I spent New Years with Bianca's family, chowing down on absurdly delicious turkey at 10pm and learning how to dance the robot from a precocious 7-year old. This morning we had "breakfast" at noon, a house gathering around cinnamon pancakes and individual omelettes. As everyone went their separate ways, for the first time in what feels like months I was alone. I left the house and began walking, turning down random streets that even within the last year, I had never noticed before. The sun was setting behind San Salvador's volcano, turning the entire sky a brilliant pink striated with purples and magentas.

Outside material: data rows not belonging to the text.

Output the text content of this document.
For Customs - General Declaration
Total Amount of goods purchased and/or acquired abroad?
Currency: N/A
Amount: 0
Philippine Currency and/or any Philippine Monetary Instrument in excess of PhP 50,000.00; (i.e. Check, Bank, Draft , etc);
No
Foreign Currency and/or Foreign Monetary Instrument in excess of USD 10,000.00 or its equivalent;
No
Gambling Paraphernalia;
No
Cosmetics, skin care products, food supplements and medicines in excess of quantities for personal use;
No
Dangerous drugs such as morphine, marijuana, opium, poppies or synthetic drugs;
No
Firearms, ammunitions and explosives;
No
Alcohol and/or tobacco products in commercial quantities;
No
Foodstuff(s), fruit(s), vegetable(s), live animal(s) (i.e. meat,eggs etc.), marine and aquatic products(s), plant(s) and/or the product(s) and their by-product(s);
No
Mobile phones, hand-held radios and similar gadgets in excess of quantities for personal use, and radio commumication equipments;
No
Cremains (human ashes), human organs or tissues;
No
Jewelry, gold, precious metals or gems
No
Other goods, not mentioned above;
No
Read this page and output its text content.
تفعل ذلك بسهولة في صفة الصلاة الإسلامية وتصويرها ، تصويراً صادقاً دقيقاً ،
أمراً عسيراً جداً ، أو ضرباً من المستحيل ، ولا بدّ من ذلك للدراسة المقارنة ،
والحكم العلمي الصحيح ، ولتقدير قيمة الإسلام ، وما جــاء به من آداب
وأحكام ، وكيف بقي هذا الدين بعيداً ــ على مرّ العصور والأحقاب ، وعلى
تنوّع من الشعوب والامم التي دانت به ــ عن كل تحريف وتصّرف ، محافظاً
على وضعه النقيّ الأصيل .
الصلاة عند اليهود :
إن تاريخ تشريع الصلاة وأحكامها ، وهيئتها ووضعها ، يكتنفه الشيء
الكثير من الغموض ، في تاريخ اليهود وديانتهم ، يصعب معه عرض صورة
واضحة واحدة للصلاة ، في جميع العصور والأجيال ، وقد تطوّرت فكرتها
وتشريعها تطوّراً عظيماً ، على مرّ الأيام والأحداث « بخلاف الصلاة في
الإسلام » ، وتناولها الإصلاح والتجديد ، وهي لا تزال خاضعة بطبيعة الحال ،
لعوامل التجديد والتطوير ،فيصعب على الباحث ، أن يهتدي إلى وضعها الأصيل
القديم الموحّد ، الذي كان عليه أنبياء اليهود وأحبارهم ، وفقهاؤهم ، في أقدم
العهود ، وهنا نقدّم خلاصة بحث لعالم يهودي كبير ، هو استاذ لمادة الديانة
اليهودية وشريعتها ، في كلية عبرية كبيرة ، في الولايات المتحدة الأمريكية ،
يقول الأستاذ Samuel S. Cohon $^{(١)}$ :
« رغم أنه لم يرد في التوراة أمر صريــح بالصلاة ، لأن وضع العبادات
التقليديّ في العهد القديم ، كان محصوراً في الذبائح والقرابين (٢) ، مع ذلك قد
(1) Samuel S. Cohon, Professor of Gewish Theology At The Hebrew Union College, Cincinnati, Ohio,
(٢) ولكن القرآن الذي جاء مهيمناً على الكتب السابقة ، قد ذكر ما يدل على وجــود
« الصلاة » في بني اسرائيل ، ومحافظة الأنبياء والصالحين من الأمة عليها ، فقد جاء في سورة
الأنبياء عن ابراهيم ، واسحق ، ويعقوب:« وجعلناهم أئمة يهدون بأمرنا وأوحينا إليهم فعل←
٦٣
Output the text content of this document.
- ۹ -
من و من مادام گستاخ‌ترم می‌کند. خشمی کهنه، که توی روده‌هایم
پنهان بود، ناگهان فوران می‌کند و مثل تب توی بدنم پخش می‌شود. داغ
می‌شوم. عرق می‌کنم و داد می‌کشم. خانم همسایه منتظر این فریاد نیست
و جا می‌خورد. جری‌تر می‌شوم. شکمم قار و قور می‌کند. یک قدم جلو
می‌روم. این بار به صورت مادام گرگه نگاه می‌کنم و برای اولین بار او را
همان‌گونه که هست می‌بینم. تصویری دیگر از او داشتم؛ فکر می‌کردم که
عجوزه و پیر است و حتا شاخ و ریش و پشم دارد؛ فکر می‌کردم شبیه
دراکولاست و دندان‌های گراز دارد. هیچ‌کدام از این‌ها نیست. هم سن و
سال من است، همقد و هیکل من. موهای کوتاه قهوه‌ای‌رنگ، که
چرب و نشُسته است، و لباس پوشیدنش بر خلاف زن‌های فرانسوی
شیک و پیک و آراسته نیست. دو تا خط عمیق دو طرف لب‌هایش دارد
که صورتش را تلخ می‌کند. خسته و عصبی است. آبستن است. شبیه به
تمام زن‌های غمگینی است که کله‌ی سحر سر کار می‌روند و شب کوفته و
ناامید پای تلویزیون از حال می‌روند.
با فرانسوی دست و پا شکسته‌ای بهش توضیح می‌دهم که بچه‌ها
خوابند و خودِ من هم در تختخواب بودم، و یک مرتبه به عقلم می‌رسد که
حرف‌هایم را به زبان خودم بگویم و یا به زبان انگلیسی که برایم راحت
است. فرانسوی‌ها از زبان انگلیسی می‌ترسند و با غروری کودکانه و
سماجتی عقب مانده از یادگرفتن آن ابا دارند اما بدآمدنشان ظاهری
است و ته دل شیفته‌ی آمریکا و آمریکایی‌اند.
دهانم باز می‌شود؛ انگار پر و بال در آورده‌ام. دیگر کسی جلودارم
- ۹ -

The neighborhood where I live is filled with cement square homes with metal gates and chicken wire, yet beyond these "apocalypse-proofed" exteriors, inside there is always a news station or salsa music playing into the street. The walkways are filled with large-leafed palm trees and tropical flowers practically popping out of their buds, swallowing the faraway bus and car horns. When I pass people on the sidewalk... many are elderly wearing leathered skin and a stooped spine... they look at me like an animal escaped from the zoo, a gringa walking alone, unsure what to say or do. Turns out all you need is a big smile and a "buenas," and it's like cracking open a safe releasing enormous toothy grins and a surprised glee that creeps into the crows feet bordering their eyes. It reminded me that some days, all you have to do is simply be.